Commentary

Digital Advertising Revenues Reach Record $49.5B, The IAB Says

It’s time for sizing up and as NewFronts approach quickly, the Interactive Advertising Bureau today did its statistical roundup of 2014. 

By its tabulations, digital advertising revenues were $49.5 billion up 16% over the year before, and that marks the fifth straight year of double-digit growth. (Anything less than double digit about anything digital seems to be time for major panic.)

In a way, though, digital video, a part of display related advertising, was not that much of a story.

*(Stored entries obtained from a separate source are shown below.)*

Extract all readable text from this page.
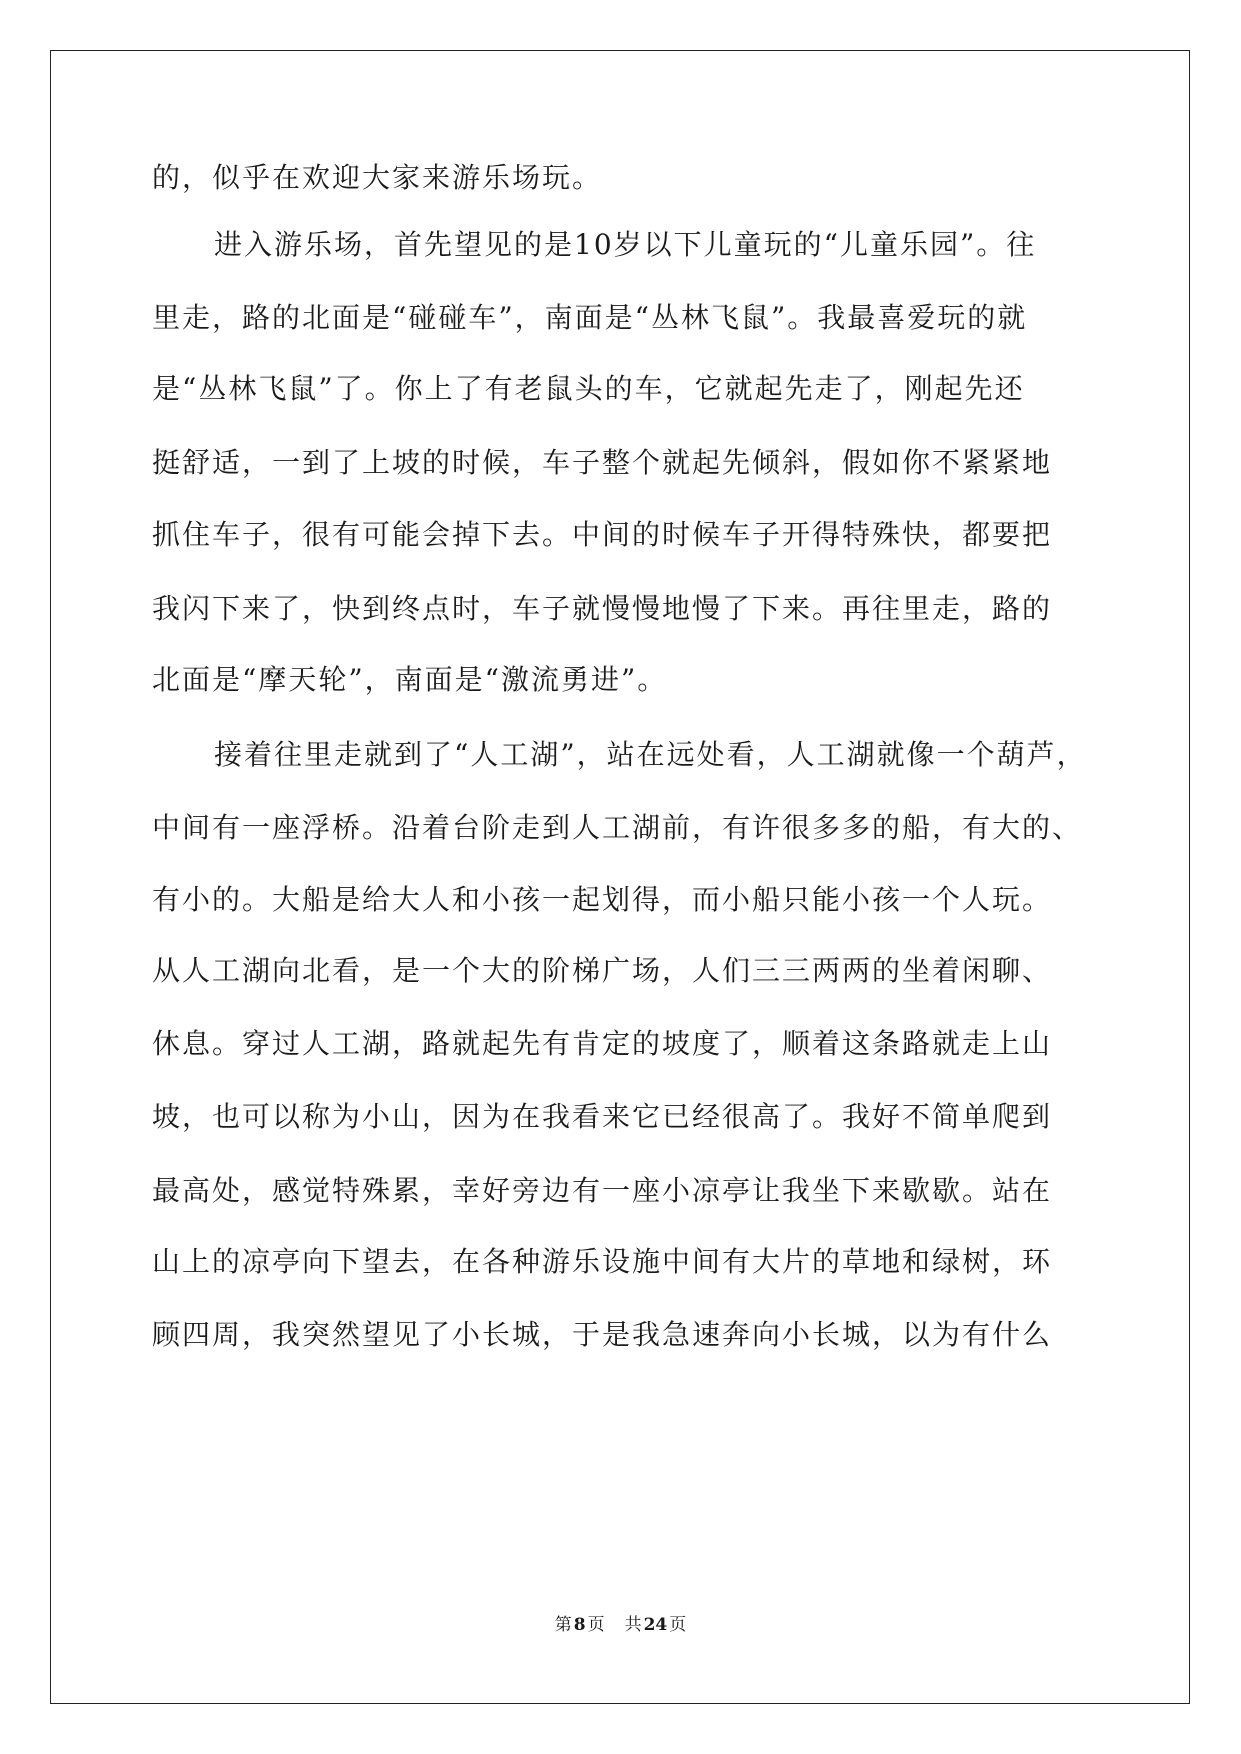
的，似乎在欢迎大家来游乐场玩。
进入游乐场，首先望见的是10岁以下儿童玩的“儿童乐园”。往
里走，路的北面是“碰碰车”，南面是“丛林飞鼠”。我最喜爱玩的就
是“丛林飞鼠”了。你上了有老鼠头的车，它就起先走了，刚起先还
挺舒适，一到了上坡的时候，车子整个就起先倾斜，假如你不紧紧地
抓住车子，很有可能会掉下去。中间的时候车子开得特殊快，都要把
我闪下来了，快到终点时，车子就慢慢地慢了下来。再往里走，路的
北面是“摩天轮”，南面是“激流勇进”。
接着往里走就到了“人工湖”，站在远处看，人工湖就像一个葫芦，
中间有一座浮桥。沿着台阶走到人工湖前，有许很多多的船，有大的、
有小的。大船是给大人和小孩一起划得，而小船只能小孩一个人玩。
从人工湖向北看，是一个大的阶梯广场，人们三三两两的坐着闲聊、
休息。穿过人工湖，路就起先有肯定的坡度了，顺着这条路就走上山
坡，也可以称为小山，因为在我看来它已经很高了。我好不简单爬到
最高处，感觉特殊累，幸好旁边有一座小凉亭让我坐下来歇歇。站在
山上的凉亭向下望去，在各种游乐设施中间有大片的草地和绿树，环
顾四周，我突然望见了小长城，于是我急速奔向小长城，以为有什么
第 8 页 共 24 页
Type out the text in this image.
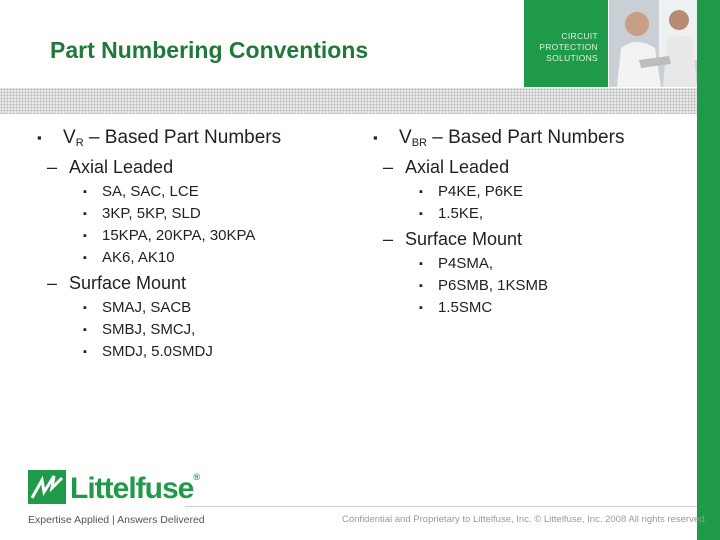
Part Numbering Conventions
CIRCUIT
PROTECTION
SOLUTIONS
▪ $V_R$ – Based Part Numbers
– Axial Leaded
▪ SA, SAC, LCE
▪ 3KP, 5KP, SLD
▪ 15KPA, 20KPA, 30KPA
▪ AK6, AK10
– Surface Mount
▪ SMAJ, SACB
▪ SMBJ, SMCJ,
▪ SMDJ, 5.0SMDJ
▪ $V_{BR}$ – Based Part Numbers
– Axial Leaded
▪ P4KE, P6KE
▪ 1.5KE,
– Surface Mount
▪ P4SMA,
▪ P6SMB, 1KSMB
▪ 1.5SMC
Littelfuse®
Expertise Applied | Answers Delivered	Confidential and Proprietary to Littelfuse, Inc. © Littelfuse, Inc. 2008 All rights reserved.
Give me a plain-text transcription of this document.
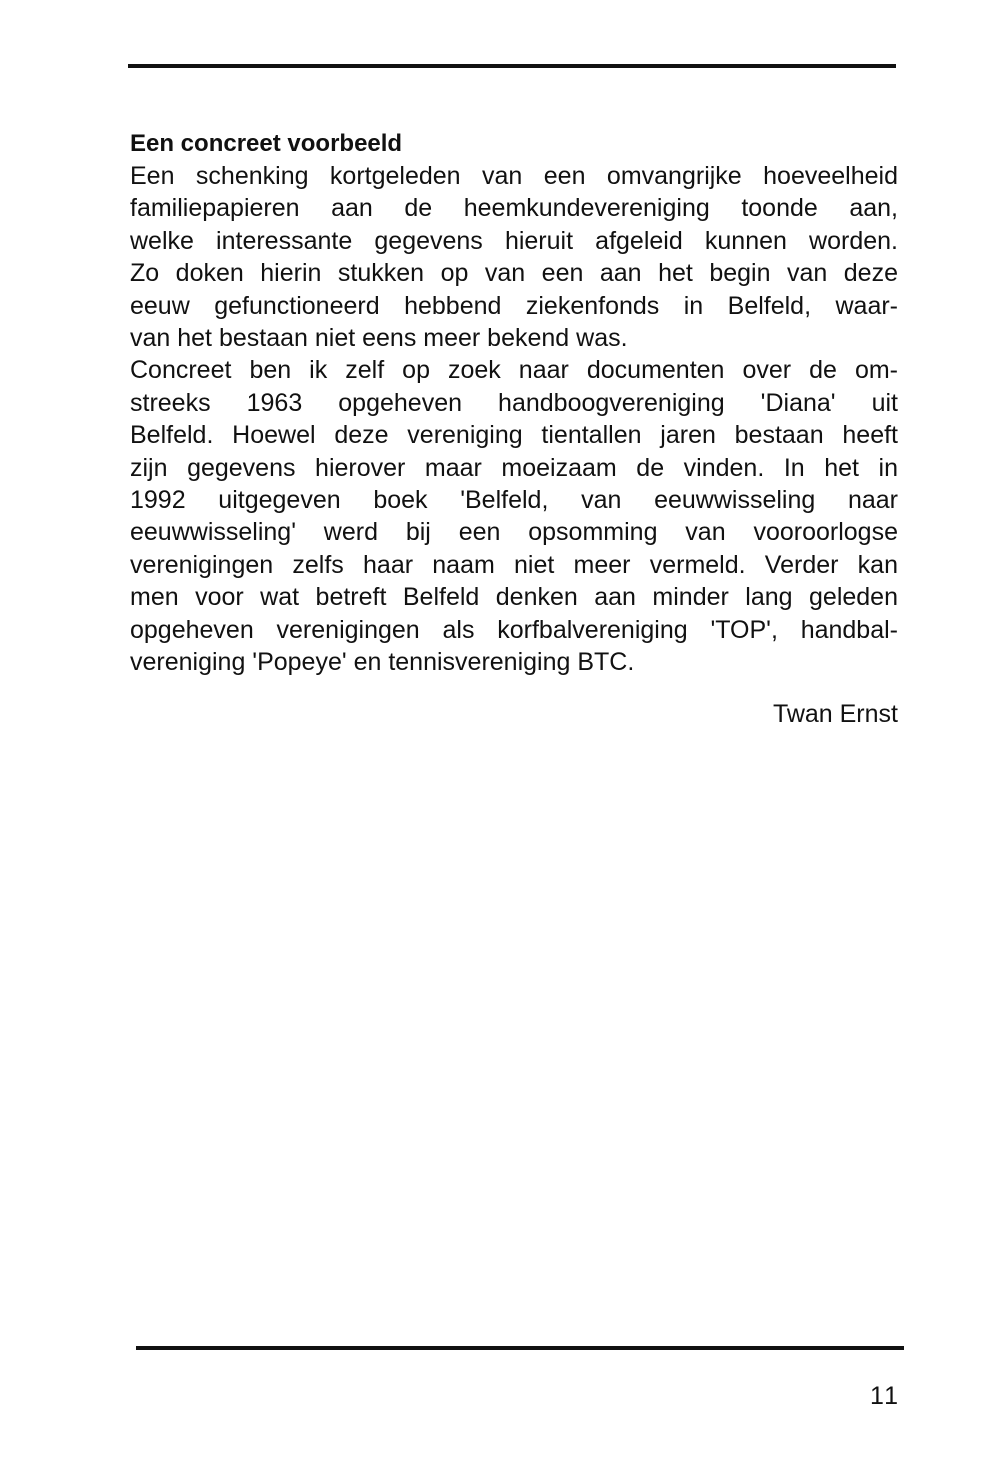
Een concreet voorbeeld
Een schenking kortgeleden van een omvangrijke hoeveelheid
familiepapieren aan de heemkundevereniging toonde aan,
welke interessante gegevens hieruit afgeleid kunnen worden.
Zo doken hierin stukken op van een aan het begin van deze
eeuw gefunctioneerd hebbend ziekenfonds in Belfeld, waar-
van het bestaan niet eens meer bekend was.
Concreet ben ik zelf op zoek naar documenten over de om-
streeks 1963 opgeheven handboogvereniging 'Diana' uit
Belfeld. Hoewel deze vereniging tientallen jaren bestaan heeft
zijn gegevens hierover maar moeizaam de vinden. In het in
1992 uitgegeven boek 'Belfeld, van eeuwwisseling naar
eeuwwisseling' werd bij een opsomming van vooroorlogse
verenigingen zelfs haar naam niet meer vermeld. Verder kan
men voor wat betreft Belfeld denken aan minder lang geleden
opgeheven verenigingen als korfbalvereniging 'TOP', handbal-
vereniging 'Popeye' en tennisvereniging BTC.
Twan Ernst
11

Its revenues increased 17% to $3.3 billion which sounds good until you recognize that mobile advertising grabbed $12.5 billion and that’s a stunning, silly increase of 76%. And social media was up 57%, to $7 billion.

Less hot-- a lot less--was search advertising, up 3% but it still representing a whopping $19 billion worth of revenue.

All digital display advertising brought in $13.5 billion, up 5% from a year ago. But it represents 27% of all digital revenue, just ahead of the surging mobile sector, now at 25%.

Who’s doing all the buying? Well, the usual suspects, in exactly the same proportion as a year ago, the IAB says.  Retail advertisers make up 21% followed by financial (13%) and automotive (12%),

The whole report is available online, and indeed, if it wasn't, now that would be big news.

ALL DIGITAL PROGRAMMATIC ADS ARE NOT LOCAL:  But that’s a hot area.  

Borrell Associates, which is a big player in that space, says that just 10% of all locally-placed digital advertising, amounting to about $5 billion, arrives via programmatic services.  

But it predicts most of it will be in five years, so that by 2019, that dollar total will soar to $47 billion. It predicts by then 61% of local digital advertising and 97% of national will be purchased via programmatic.

These changes aren’t being fully anticipated. Borrell says of 154 local digital managers it polled, about 70% have made no changes to their staffs dedicated to ad operations because of programmatic, and 55.3% don’t have a full-time programmatic manager.